Monserrate must also pay a $1000 fine, do 250 hours of community service and attend 52 weeks worth of a batterer's prevention program.
The legislator had faced a maximum of a year behind bars for his misdemeanor third-degree reckless assault conviction for assaulting his girlfriend.
Under state law, a defendant sentenced to more than 60 days in jail (or four months of jail on weekends only) cannot also receive probation and/or counseling.
"I am a flawed person," Monserrate told the court. "I cannot change the past but I can alter the future," said the senator, speaking in a somber, occasionally teary voice.
He added, "what happened is my fault and I take responsibility. I'm so sorry for the harm Karla (Giraldo) has endured and suffered. I love her very much."
Judge William Erlbaum told him to "curb your anger."

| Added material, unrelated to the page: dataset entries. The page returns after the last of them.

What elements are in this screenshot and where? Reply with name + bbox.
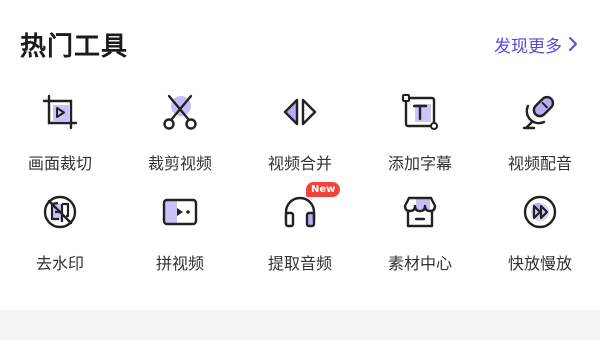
tool-label: 画面裁切 [27, 154, 92, 173]
tool-label: 视频配音 [507, 154, 572, 173]
tool-extract-audio[interactable]: New 提取音频 [240, 182, 360, 290]
tool-label: 快放慢放 [507, 254, 572, 273]
tool-voiceover[interactable]: 视频配音 [480, 90, 600, 190]
tool-label: 添加字幕 [387, 154, 452, 173]
tool-label: 裁剪视频 [147, 154, 212, 173]
merge-arrows-icon [278, 90, 322, 134]
discover-more-link[interactable]: 发现更多 [494, 32, 580, 57]
store-icon [398, 190, 442, 234]
tool-label: 去水印 [35, 254, 84, 273]
tool-speed-control[interactable]: 快放慢放 [480, 190, 600, 290]
tool-remove-watermark[interactable]: 去水印 [0, 190, 120, 290]
microphone-icon [518, 90, 562, 134]
tool-cut-video[interactable]: 裁剪视频 [120, 90, 240, 190]
tool-label: 拼视频 [155, 254, 204, 273]
tool-merge-video[interactable]: 视频合并 [240, 90, 360, 190]
text-box-icon [398, 90, 442, 134]
tool-splice-video[interactable]: 拼视频 [120, 190, 240, 290]
tool-label: 素材中心 [387, 254, 452, 273]
splice-video-icon [158, 190, 202, 234]
discover-more-label: 发现更多 [494, 36, 562, 57]
scissors-icon [158, 90, 202, 134]
headphones-icon: New [278, 182, 341, 234]
chevron-right-icon [569, 37, 577, 51]
remove-watermark-icon [38, 190, 82, 234]
speed-icon [518, 190, 562, 234]
tool-label: 提取音频 [267, 254, 332, 273]
crop-frame-icon [38, 90, 82, 134]
tool-crop-frame[interactable]: 画面裁切 [0, 90, 120, 190]
new-badge: New [306, 182, 341, 197]
tools-grid: 画面裁切 裁剪视频 视频合并 添加字幕 视频配音 去水印 拼视频 New 提取音… [0, 90, 600, 290]
section-divider [0, 310, 600, 340]
tool-label: 视频合并 [267, 154, 332, 173]
section-title: 热门工具 [20, 31, 129, 62]
tool-material-center[interactable]: 素材中心 [360, 190, 480, 290]
tool-add-subtitles[interactable]: 添加字幕 [360, 90, 480, 190]
tools-header: 热门工具 发现更多 [20, 22, 580, 66]
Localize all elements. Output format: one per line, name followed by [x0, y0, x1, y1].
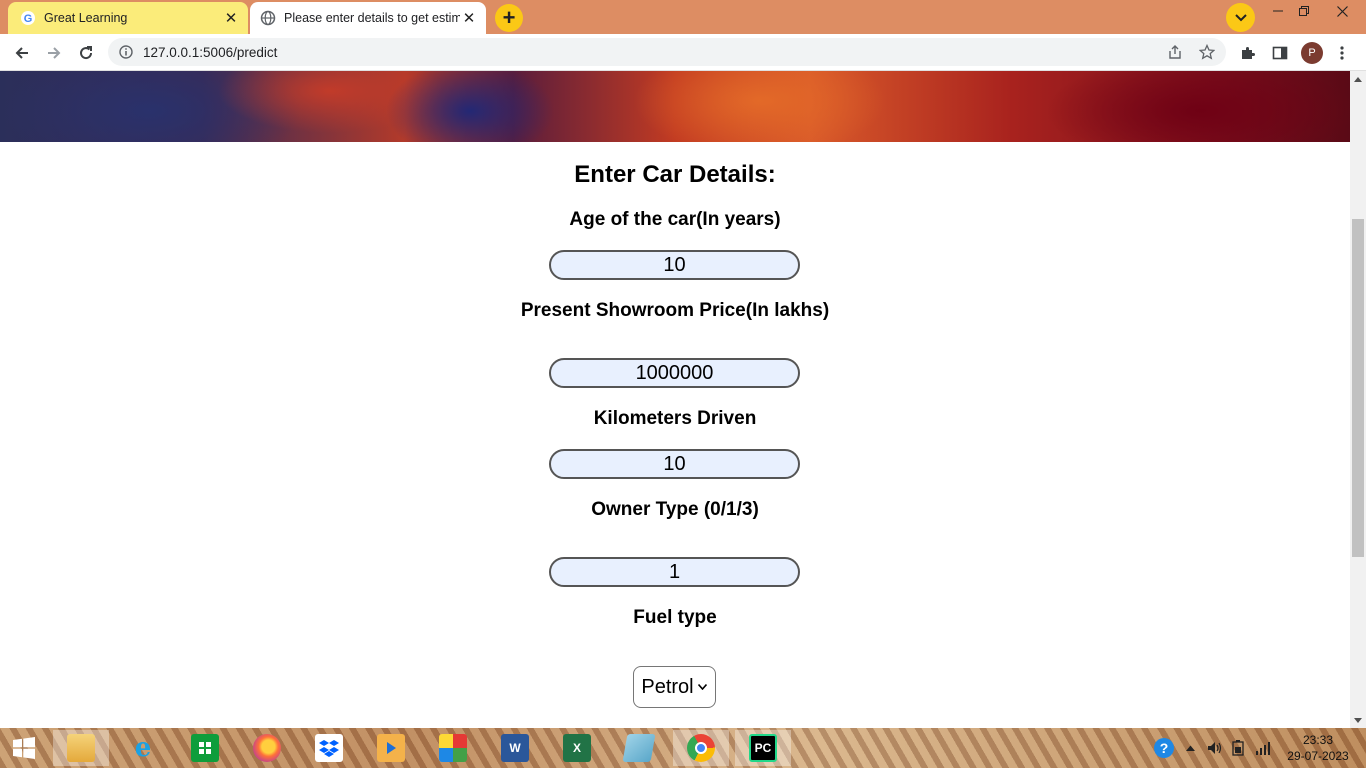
dropbox-icon: [315, 734, 343, 762]
kebab-menu-icon: [1340, 46, 1344, 60]
restore-button[interactable]: [1288, 0, 1320, 22]
forward-button[interactable]: [40, 39, 68, 67]
taskbar-internet-explorer[interactable]: e: [115, 730, 171, 766]
notepad-icon: [622, 734, 656, 762]
window-close-button[interactable]: [1326, 0, 1358, 22]
tray-chevron-up-icon[interactable]: [1182, 728, 1198, 768]
side-panel-icon: [1272, 46, 1288, 60]
fuel-type-select[interactable]: Petrol: [633, 666, 716, 708]
tab-predict[interactable]: Please enter details to get estima ✕: [250, 2, 486, 34]
scroll-down-arrow-icon[interactable]: [1350, 712, 1366, 728]
side-panel-button[interactable]: [1266, 39, 1294, 67]
svg-text:?: ?: [1160, 740, 1169, 756]
scrollbar-thumb[interactable]: [1352, 219, 1364, 557]
profile-avatar[interactable]: P: [1301, 42, 1323, 64]
windows-logo-icon: [13, 737, 35, 759]
paint-app-icon: [439, 734, 467, 762]
clock-time: 23:33: [1302, 733, 1334, 747]
windows-taskbar: e W X PC ? 23:33 29-07-2023: [0, 728, 1366, 768]
tab-title: Great Learning: [44, 11, 128, 25]
taskbar-firefox[interactable]: [239, 730, 295, 766]
taskbar-media-player[interactable]: [363, 730, 419, 766]
google-icon: G: [20, 10, 36, 26]
start-button[interactable]: [0, 730, 48, 766]
vertical-scrollbar[interactable]: [1350, 71, 1366, 728]
bookmark-star-icon[interactable]: [1194, 39, 1220, 65]
taskbar-excel[interactable]: X: [549, 730, 605, 766]
store-icon: [191, 734, 219, 762]
folder-icon: [67, 734, 95, 762]
present-price-input[interactable]: [549, 358, 800, 388]
taskbar-word[interactable]: W: [487, 730, 543, 766]
url-text[interactable]: 127.0.0.1:5006/predict: [143, 45, 1162, 60]
chevron-down-icon: [698, 682, 708, 692]
age-input[interactable]: [549, 250, 800, 280]
excel-icon: X: [563, 734, 591, 762]
tab-strip: G Great Learning ✕ Please enter details …: [0, 0, 1366, 34]
reload-icon: [80, 46, 93, 60]
globe-icon: [260, 10, 276, 26]
header-banner-image: [0, 71, 1350, 142]
taskbar-dropbox[interactable]: [301, 730, 357, 766]
taskbar-pycharm[interactable]: PC: [735, 730, 791, 766]
reload-button[interactable]: [72, 39, 100, 67]
age-label: Age of the car(In years): [569, 209, 781, 230]
tab-great-learning[interactable]: G Great Learning ✕: [8, 2, 248, 34]
page-viewport: Enter Car Details: Age of the car(In yea…: [0, 71, 1350, 728]
taskbar-store[interactable]: [177, 730, 233, 766]
chevron-down-icon: [1234, 13, 1247, 21]
battery-icon[interactable]: [1228, 728, 1248, 768]
share-icon[interactable]: [1162, 39, 1188, 65]
help-icon[interactable]: ?: [1152, 728, 1176, 768]
price-label: Present Showroom Price(In lakhs): [520, 300, 830, 321]
site-info-icon[interactable]: [118, 44, 134, 60]
tab-search-button[interactable]: [1226, 3, 1255, 32]
arrow-left-icon: [15, 47, 28, 59]
pycharm-icon: PC: [749, 734, 777, 762]
chrome-menu-button[interactable]: [1328, 39, 1356, 67]
fuel-label: Fuel type: [633, 607, 717, 628]
new-tab-button[interactable]: +: [495, 4, 523, 32]
taskbar-chrome[interactable]: [673, 730, 729, 766]
restore-icon: [1299, 6, 1309, 16]
taskbar-clock[interactable]: 23:33 29-07-2023: [1282, 732, 1354, 764]
volume-icon[interactable]: [1205, 728, 1225, 768]
chrome-icon: [687, 734, 715, 762]
extensions-button[interactable]: [1234, 39, 1262, 67]
address-bar[interactable]: 127.0.0.1:5006/predict: [108, 38, 1226, 66]
arrow-right-icon: [48, 47, 61, 59]
owner-type-input[interactable]: [549, 557, 800, 587]
close-tab-icon[interactable]: ✕: [222, 9, 240, 27]
minimize-icon: [1273, 10, 1283, 12]
puzzle-icon: [1242, 47, 1255, 59]
clock-date: 29-07-2023: [1287, 749, 1349, 763]
close-tab-icon[interactable]: ✕: [460, 9, 478, 27]
back-button[interactable]: [8, 39, 36, 67]
kms-driven-input[interactable]: [549, 449, 800, 479]
word-icon: W: [501, 734, 529, 762]
internet-explorer-icon: e: [134, 733, 152, 763]
browser-toolbar: 127.0.0.1:5006/predict P: [0, 34, 1366, 71]
fuel-selected-value: Petrol: [641, 675, 694, 698]
owner-label: Owner Type (0/1/3): [591, 499, 759, 520]
svg-text:G: G: [24, 13, 33, 25]
close-icon: [1336, 5, 1348, 17]
taskbar-paint-app[interactable]: [425, 730, 481, 766]
tab-title: Please enter details to get estima: [284, 11, 460, 25]
form-heading: Enter Car Details:: [574, 161, 776, 188]
taskbar-notepad[interactable]: [611, 730, 667, 766]
media-player-icon: [377, 734, 405, 762]
network-signal-icon[interactable]: [1253, 728, 1273, 768]
firefox-icon: [253, 734, 281, 762]
scroll-up-arrow-icon[interactable]: [1350, 71, 1366, 87]
kms-label: Kilometers Driven: [593, 408, 757, 429]
taskbar-file-explorer[interactable]: [53, 730, 109, 766]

But before pronouncing the sentence that does not include jail time, Judge Erlbaum declared: "He doesn't get a break. He doesn't get a handout. He gets what anybody would get in the same situation. A sentence that includes probation is appropriate. It's appropriate!"
Earlier, Monserrate's girlfriend/victim Karla Giraldo, who was in court for the sentencing, had said "I want to be with him and I want to continue my normal life. We would like to get married."
Despite that, an order of protection was continued in the case.
It is close to a year since Monserrate assaulted Giraldo in his apartment building, then dragged her outside.
He was acquitted of more serious felony assault charges resulting from the initial dispute that prosecutors said was triggered by a jealous rage that left Girardo needing about 40 stitches on her face.
Giraldo testified that the injuries were the result of an accident.
Some lawmakers and women's rights organizations have called for Monserrate's resignation and/or dismissal from the senate. The freshman Democrat could have lost his Senate seat automatically if he'd been convicted of the more serious charge, second-degree felony assault.